One day, Kris Francoeur of Leicester accidentally dialed the canceled phone number of her son, who had died of a drug overdose the previous year. She received a text from one Peggy Sumner asking who she was. Her son’s number, Francoeur learned, had been randomly assigned to Sumner, whose daughter had died in a car accident. And then, as they talked, the surprises kept coming:

Keck: The two moms found out both their kids were named Sam F. They were nearly the same age and had grown up less than thirty miles from each other. Both Sams had a younger sibling they were especially close to.

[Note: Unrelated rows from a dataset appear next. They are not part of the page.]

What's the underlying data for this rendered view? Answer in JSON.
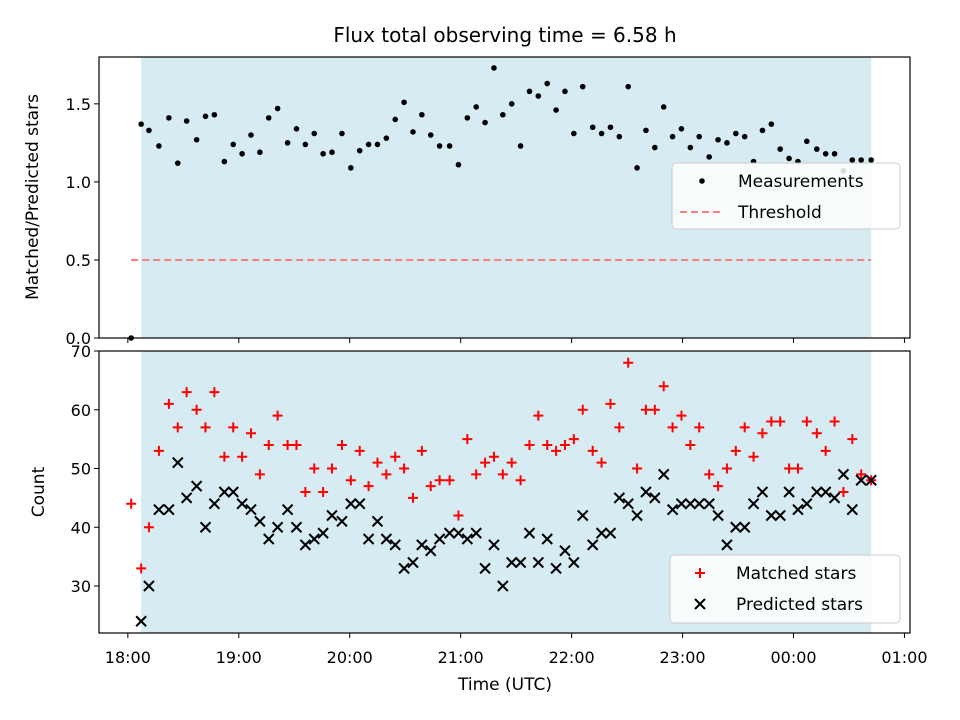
{
  "chart_data": {
    "title": "Flux total observing time = 6.58 h",
    "xlabel": "Time (UTC)",
    "x_unit": "hours since 18:00 UTC",
    "xlim": [
      -0.26,
      7.05
    ],
    "x_ticks": [
      {
        "label": "18:00",
        "value": 0
      },
      {
        "label": "19:00",
        "value": 1
      },
      {
        "label": "20:00",
        "value": 2
      },
      {
        "label": "21:00",
        "value": 3
      },
      {
        "label": "22:00",
        "value": 4
      },
      {
        "label": "23:00",
        "value": 5
      },
      {
        "label": "00:00",
        "value": 6
      },
      {
        "label": "01:00",
        "value": 7
      }
    ],
    "observing_window": {
      "start": 0.12,
      "end": 6.7,
      "color": "#add8e6"
    },
    "top_panel": {
      "type": "scatter",
      "ylabel": "Matched/Predicted stars",
      "ylim": [
        0,
        1.8
      ],
      "y_ticks": [
        "0.0",
        "0.5",
        "1.0",
        "1.5"
      ],
      "y_tick_values": [
        0,
        0.5,
        1.0,
        1.5
      ],
      "legend_position": "center-right",
      "series": [
        {
          "name": "Measurements",
          "marker": "dot",
          "color": "#000000",
          "x": [
            0.03,
            0.12,
            0.19,
            0.28,
            0.37,
            0.45,
            0.53,
            0.62,
            0.7,
            0.78,
            0.87,
            0.95,
            1.03,
            1.11,
            1.19,
            1.27,
            1.35,
            1.44,
            1.52,
            1.6,
            1.68,
            1.76,
            1.84,
            1.93,
            2.01,
            2.09,
            2.17,
            2.25,
            2.33,
            2.41,
            2.49,
            2.57,
            2.65,
            2.73,
            2.81,
            2.9,
            2.98,
            3.06,
            3.14,
            3.22,
            3.3,
            3.38,
            3.46,
            3.54,
            3.62,
            3.7,
            3.78,
            3.86,
            3.94,
            4.02,
            4.1,
            4.19,
            4.27,
            4.35,
            4.43,
            4.51,
            4.59,
            4.67,
            4.75,
            4.83,
            4.91,
            4.99,
            5.07,
            5.15,
            5.24,
            5.32,
            5.4,
            5.48,
            5.56,
            5.64,
            5.72,
            5.8,
            5.88,
            5.96,
            6.04,
            6.12,
            6.21,
            6.29,
            6.37,
            6.45,
            6.53,
            6.61,
            6.7
          ],
          "y": [
            0.0,
            1.37,
            1.33,
            1.23,
            1.41,
            1.12,
            1.39,
            1.27,
            1.42,
            1.43,
            1.13,
            1.24,
            1.18,
            1.3,
            1.19,
            1.41,
            1.47,
            1.25,
            1.34,
            1.24,
            1.31,
            1.18,
            1.19,
            1.31,
            1.09,
            1.2,
            1.24,
            1.24,
            1.28,
            1.4,
            1.51,
            1.32,
            1.43,
            1.3,
            1.23,
            1.23,
            1.11,
            1.41,
            1.48,
            1.38,
            1.73,
            1.43,
            1.5,
            1.23,
            1.58,
            1.55,
            1.63,
            1.46,
            1.58,
            1.31,
            1.61,
            1.35,
            1.31,
            1.35,
            1.29,
            1.61,
            1.09,
            1.33,
            1.22,
            1.48,
            1.29,
            1.34,
            1.22,
            1.29,
            1.16,
            1.27,
            1.25,
            1.31,
            1.29,
            1.13,
            1.33,
            1.37,
            1.21,
            1.15,
            1.13,
            1.26,
            1.21,
            1.18,
            1.18,
            1.07,
            1.14,
            1.14,
            1.14
          ]
        },
        {
          "name": "Threshold",
          "marker": "dashed-line",
          "color": "#ff7f7f",
          "x": [
            0.03,
            6.7
          ],
          "y": [
            0.5,
            0.5
          ]
        }
      ]
    },
    "bottom_panel": {
      "type": "scatter",
      "ylabel": "Count",
      "ylim": [
        22,
        70
      ],
      "y_ticks": [
        "30",
        "40",
        "50",
        "60",
        "70"
      ],
      "y_tick_values": [
        30,
        40,
        50,
        60,
        70
      ],
      "legend_position": "bottom-right",
      "series": [
        {
          "name": "Matched stars",
          "marker": "plus",
          "color": "#ff0000",
          "x": [
            0.03,
            0.12,
            0.19,
            0.28,
            0.37,
            0.45,
            0.53,
            0.62,
            0.7,
            0.78,
            0.87,
            0.95,
            1.03,
            1.11,
            1.19,
            1.27,
            1.35,
            1.44,
            1.52,
            1.6,
            1.68,
            1.76,
            1.84,
            1.93,
            2.01,
            2.09,
            2.17,
            2.25,
            2.33,
            2.41,
            2.49,
            2.57,
            2.65,
            2.73,
            2.81,
            2.9,
            2.98,
            3.06,
            3.14,
            3.22,
            3.3,
            3.38,
            3.46,
            3.54,
            3.62,
            3.7,
            3.78,
            3.86,
            3.94,
            4.02,
            4.1,
            4.19,
            4.27,
            4.35,
            4.43,
            4.51,
            4.59,
            4.67,
            4.75,
            4.83,
            4.91,
            4.99,
            5.07,
            5.15,
            5.24,
            5.32,
            5.4,
            5.48,
            5.56,
            5.64,
            5.72,
            5.8,
            5.88,
            5.96,
            6.04,
            6.12,
            6.21,
            6.29,
            6.37,
            6.45,
            6.53,
            6.61,
            6.7
          ],
          "y": [
            44,
            33,
            40,
            53,
            61,
            57,
            63,
            60,
            57,
            63,
            52,
            57,
            52,
            56,
            49,
            54,
            59,
            54,
            54,
            46,
            50,
            46,
            50,
            54,
            48,
            53,
            47,
            51,
            49,
            52,
            50,
            45,
            53,
            47,
            48,
            48,
            42,
            55,
            49,
            51,
            52,
            49,
            51,
            48,
            54,
            59,
            54,
            53,
            54,
            55,
            60,
            53,
            51,
            61,
            57,
            68,
            50,
            60,
            60,
            64,
            57,
            59,
            54,
            57,
            49,
            47,
            50,
            53,
            57,
            52,
            56,
            58,
            58,
            50,
            50,
            58,
            56,
            53,
            58,
            46,
            55,
            49,
            48
          ],
          "note": "series values truncated at 83 points"
        },
        {
          "name": "Predicted stars",
          "marker": "x",
          "color": "#000000",
          "x": [
            0.12,
            0.19,
            0.28,
            0.37,
            0.45,
            0.53,
            0.62,
            0.7,
            0.78,
            0.87,
            0.95,
            1.03,
            1.11,
            1.19,
            1.27,
            1.35,
            1.44,
            1.52,
            1.6,
            1.68,
            1.76,
            1.84,
            1.93,
            2.01,
            2.09,
            2.17,
            2.25,
            2.33,
            2.41,
            2.49,
            2.57,
            2.65,
            2.73,
            2.81,
            2.9,
            2.98,
            3.06,
            3.14,
            3.22,
            3.3,
            3.38,
            3.46,
            3.54,
            3.62,
            3.7,
            3.78,
            3.86,
            3.94,
            4.02,
            4.1,
            4.19,
            4.27,
            4.35,
            4.43,
            4.51,
            4.59,
            4.67,
            4.75,
            4.83,
            4.91,
            4.99,
            5.07,
            5.15,
            5.24,
            5.32,
            5.4,
            5.48,
            5.56,
            5.64,
            5.72,
            5.8,
            5.88,
            5.96,
            6.04,
            6.12,
            6.21,
            6.29,
            6.37,
            6.45,
            6.53,
            6.61,
            6.7
          ],
          "y": [
            24,
            30,
            43,
            43,
            51,
            45,
            47,
            40,
            44,
            46,
            46,
            44,
            43,
            41,
            38,
            40,
            43,
            40,
            37,
            38,
            39,
            42,
            41,
            44,
            44,
            38,
            41,
            38,
            37,
            33,
            34,
            37,
            36,
            38,
            39,
            39,
            38,
            39,
            33,
            37,
            30,
            34,
            34,
            39,
            34,
            38,
            33,
            36,
            34,
            42,
            37,
            39,
            39,
            45,
            44,
            42,
            46,
            45,
            49,
            43,
            44,
            44,
            44,
            44,
            42,
            37,
            40,
            40,
            44,
            46,
            42,
            42,
            46,
            43,
            44,
            46,
            46,
            45,
            49,
            43,
            48,
            48
          ]
        }
      ]
    }
  }
}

Both loved the same music and hiked the same trails. Even the way Sumner and Francoeur described their kids sounded similar.
Sumner: It was weird (laughter), you know? I mean, it was such a coincidence.
Keck: Strangest of all, they realized Sam and Samantha had known each other.

“The fact is,” Modiano writes near the end of Dora Bruder, “there are flukes, encounters, coincidences, and we shall never take advantage of them.” But these two grieving mothers, who found solace in their uncannily twinned fates, knew how to take advantage of them. They had indeed stumbled upon Sebald’s “symptoms of an order underlying the chaos of human relationships, and applying equally to the living and the dead.” You might say that they had learned what to gather from coincidence.